Now that we have such knowledge, a solution is to replace CET
by +0100
in the string then let Python produces an aware datetime object.
from datetime import datetime, timedelta, timezone
DATETIME_STRING = 'Mon Nov 23 20:06:13 CET 2015'
string = DATETIME_STRING.replace('CET', '+0100')
dt = datetime.strptime(string, '%a %b %d %H:%M:%S %z %Y')
Now, we need the current time. There are two functions to get the current time: now
or utcnow
. The problem with now
is that it returns the current local time. So we would need to figure out what is the local timezone, which isn't straightforward (more on that later). utcnow
returns the UTC time, so we know the timezone by definition. Note that even if we know the timezone, utcnow
still returns a naive object, so we'll have to manually set the timezone to UTC:
now = datetime.utcnow()
now = now.replace(tzinfo=timezone.utc) # Getting an aware datetime object
We can now subtract the two datetime objects to obtain a timedelta object, which has the fancy seconds
attribute:
delta = now - dt
print(delta.seconds) # Prints the timespan in seconds between dt and now
Getting the local timezone
In the last part, another strategy would have been to use the now
to obtain the local time and then set the local timezone to the datetime object obtained. But getting the local timezone isn't easy. I haven't found any function in the documentation doing that, and posts on the subject on StackOverflow advice using the tzlocal
module, which isn't present in the standard library.
It's still possible with the vanilla datetime module.
First, a solution that would work sometimes:
diff = datetime.now() - datetime.utcnow()
minutes = round(diff.seconds / 60)
local_timezone = timezone(timedelta(minutes=minutes))
Here we get the timezone as the difference between now
and utcnow
. But since the two functions are not executed at the exact same time, the difference doesn't produce a timedelta object with a whole number of minutes, which is the condition for a timedelta to be used to construct a timezone. We get a whole number of minutes by rounding the number of seconds divided by 60. Then we construct a timezone thanks to a new timedelta.

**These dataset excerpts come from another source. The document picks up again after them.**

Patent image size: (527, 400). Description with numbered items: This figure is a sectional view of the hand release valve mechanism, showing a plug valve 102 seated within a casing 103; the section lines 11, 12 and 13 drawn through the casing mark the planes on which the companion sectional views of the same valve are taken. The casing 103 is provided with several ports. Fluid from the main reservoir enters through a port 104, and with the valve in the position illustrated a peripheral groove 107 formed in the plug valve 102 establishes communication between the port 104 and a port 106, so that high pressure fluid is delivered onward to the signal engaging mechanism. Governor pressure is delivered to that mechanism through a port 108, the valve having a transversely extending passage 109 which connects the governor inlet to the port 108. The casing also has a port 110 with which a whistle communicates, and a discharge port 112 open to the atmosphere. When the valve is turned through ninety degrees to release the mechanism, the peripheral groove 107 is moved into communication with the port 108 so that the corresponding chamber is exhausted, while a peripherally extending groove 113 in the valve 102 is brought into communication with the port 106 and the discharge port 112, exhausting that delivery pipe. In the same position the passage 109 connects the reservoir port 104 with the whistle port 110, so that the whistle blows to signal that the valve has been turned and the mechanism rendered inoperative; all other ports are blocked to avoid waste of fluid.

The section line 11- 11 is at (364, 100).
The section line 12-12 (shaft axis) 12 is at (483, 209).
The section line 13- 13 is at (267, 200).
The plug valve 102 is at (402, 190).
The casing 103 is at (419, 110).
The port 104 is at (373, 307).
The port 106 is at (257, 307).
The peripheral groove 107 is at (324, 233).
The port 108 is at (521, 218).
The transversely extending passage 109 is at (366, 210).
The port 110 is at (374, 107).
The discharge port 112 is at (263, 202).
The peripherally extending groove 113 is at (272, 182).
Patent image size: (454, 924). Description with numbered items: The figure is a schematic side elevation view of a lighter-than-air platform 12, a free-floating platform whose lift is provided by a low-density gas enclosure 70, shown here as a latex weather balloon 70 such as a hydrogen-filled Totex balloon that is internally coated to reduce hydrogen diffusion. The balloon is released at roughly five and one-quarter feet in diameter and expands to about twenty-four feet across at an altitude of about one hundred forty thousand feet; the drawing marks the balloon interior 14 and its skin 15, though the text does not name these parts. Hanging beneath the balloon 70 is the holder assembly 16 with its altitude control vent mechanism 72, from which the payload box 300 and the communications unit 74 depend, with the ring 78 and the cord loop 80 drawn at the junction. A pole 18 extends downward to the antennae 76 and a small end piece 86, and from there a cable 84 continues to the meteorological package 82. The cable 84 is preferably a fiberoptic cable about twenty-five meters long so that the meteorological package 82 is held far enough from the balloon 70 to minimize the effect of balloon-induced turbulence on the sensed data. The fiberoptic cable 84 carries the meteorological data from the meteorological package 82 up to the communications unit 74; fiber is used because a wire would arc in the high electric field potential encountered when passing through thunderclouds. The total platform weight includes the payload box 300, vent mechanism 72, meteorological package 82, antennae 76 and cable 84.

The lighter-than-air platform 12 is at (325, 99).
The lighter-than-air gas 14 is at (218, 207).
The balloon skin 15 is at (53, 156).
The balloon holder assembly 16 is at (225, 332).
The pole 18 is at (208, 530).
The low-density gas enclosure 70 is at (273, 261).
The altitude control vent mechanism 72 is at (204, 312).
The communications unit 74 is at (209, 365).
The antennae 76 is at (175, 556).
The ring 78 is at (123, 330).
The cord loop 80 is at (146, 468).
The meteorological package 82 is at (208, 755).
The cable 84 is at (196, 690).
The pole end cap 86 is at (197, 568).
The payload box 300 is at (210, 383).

Now imagine that this code runs on a very slow computer and more than a minute is gone between the execution of the two functions, and you've got a corrupted timezone. So, it doesn't really work.
To make it work we can use a timestamp. Python can parse POSIX timestamp into datetime objects. We can use fromtimestamp
to get the local datetime from a timestamp and utcfromtimestamp
to get the UTC datetime from the same timestamp, then substract the two, which, this time, will represent the exact same instant:
TIMESTAMP = 42
dt_utc = datetime.utcfromtimestamp(TIMESTAMP)
dt_local = datetime.fromtimestamp(TIMESTAMP)
diff = dt_local - dt_utc
local_timezone = timezone(diff)
Well, to be perfectly honnest, I'm still not absolutely convinced that this would work 100% of the time. Depending on the implementation of the fromtimestamps
methods, there may exist edge cases causing trouble some times. I don't know. At the end of the day, the true way to get the timezone is to look at the operating system's specific configuration file containing such information, which is set by the user when it installs the operating system. This is what the tzlocal
module does by the way. Python probably does it too when it does anything UTC.